I’ve been attending a large museum conference all week. I presented earlier in the week about my project on how museums teach 21st century skills — but more on that in a separate post.
I attended a session today about how to present technology issues to your board. The session was of interest because we often have to explain to people (boards and others) about technology budget requests, why we want to move to a new system, etc. I knew or knew of a number of the presenters, and I knew it would be an interesting and provocative session.
There were a number of good points made during the session, but one really stuck out:
Plant a Seed.
The presenter that talked about this concept related a story about a project he proposed once. The group he proposed it to dismissed it immediately, without any discussion or thought. Four years later, that same group proposed the exact same concept and it passed readily! He related this to planting the seed, tending the garden and making it a rich environment in which these ideas grow.
This seems to be my experience working with the schools my kids attend. For the last year, I have been knocking at their doors, asking questions, suggesting ideas, and generally letting them know I think they need to pay more attention to technology and 21st century learning.
It has been frustrating, as I’ve stated in past blog posts. Often, they are too busy to talk. They are dismissive, as if I’m just another annoying parent with issues. They infer that they are the educators, thus know more than I do about this. Or, there is no way I, as a parent, could possibly know what it is like in the classroom. I offer to volunteer, to train, to help out — and I am turned away. And more. It’s been frustrating.

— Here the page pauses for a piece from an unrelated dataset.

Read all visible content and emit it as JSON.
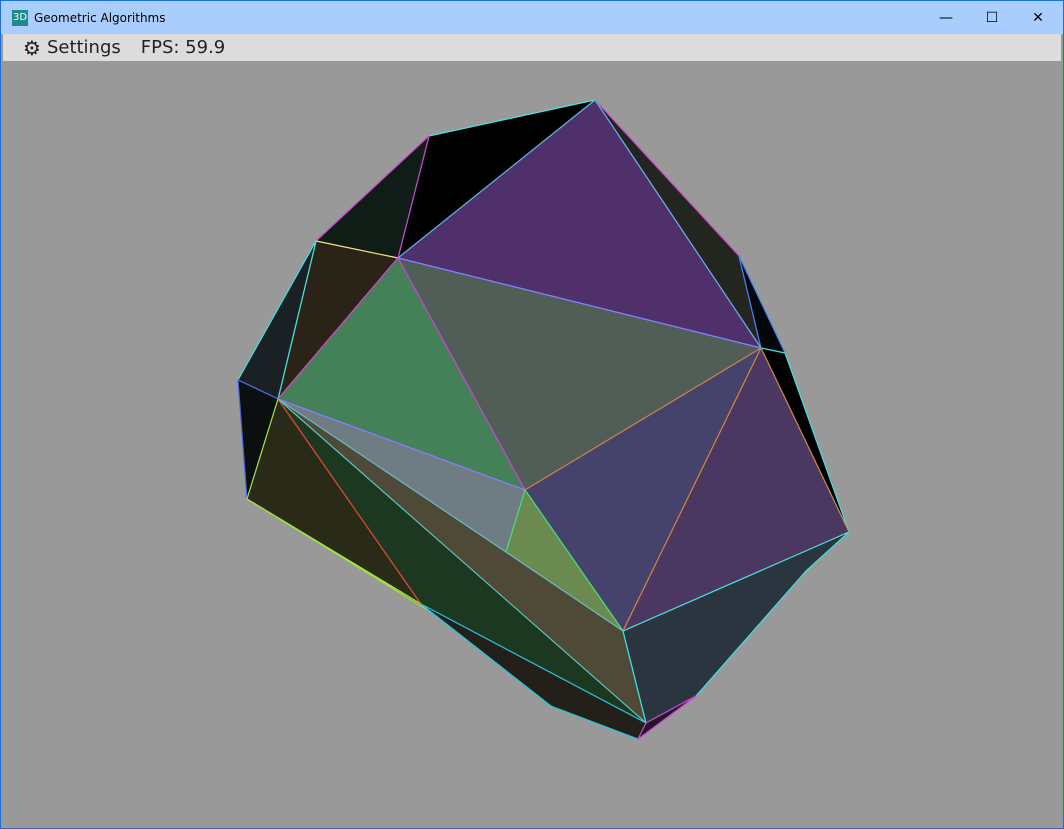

However, I have to admit — I see signs of the seeds taking hold, and maybe starting to sprout. One school rolled out Google Apps for the students fairly quickly. At another place, an administrator asked to meet with me about my work.
Like the presenter today, I have to give it time. As he said, the time between his idea and the adoption was long, but he worked to make people understand his idea — slowly, one step at a time. He was far ahead of them the first time. They needed time to catch up.
While I want the schools to move faster, I have to realize that they have other issues to deal with, and they need to get their thinking to the point where they see the advantages of moving ahead — and disadvantages of the current set-up. They have to be at a point where staying put is no longer an option, where it’s not a threat when their day-to-day work needs to change.
Planting a seed. Maybe if I have that as my goal, rather than full-blown tech integration and teaching of 21st century skills, I’ll feel more successful. Maybe there’s hope. I just hope it doesn’t take four years.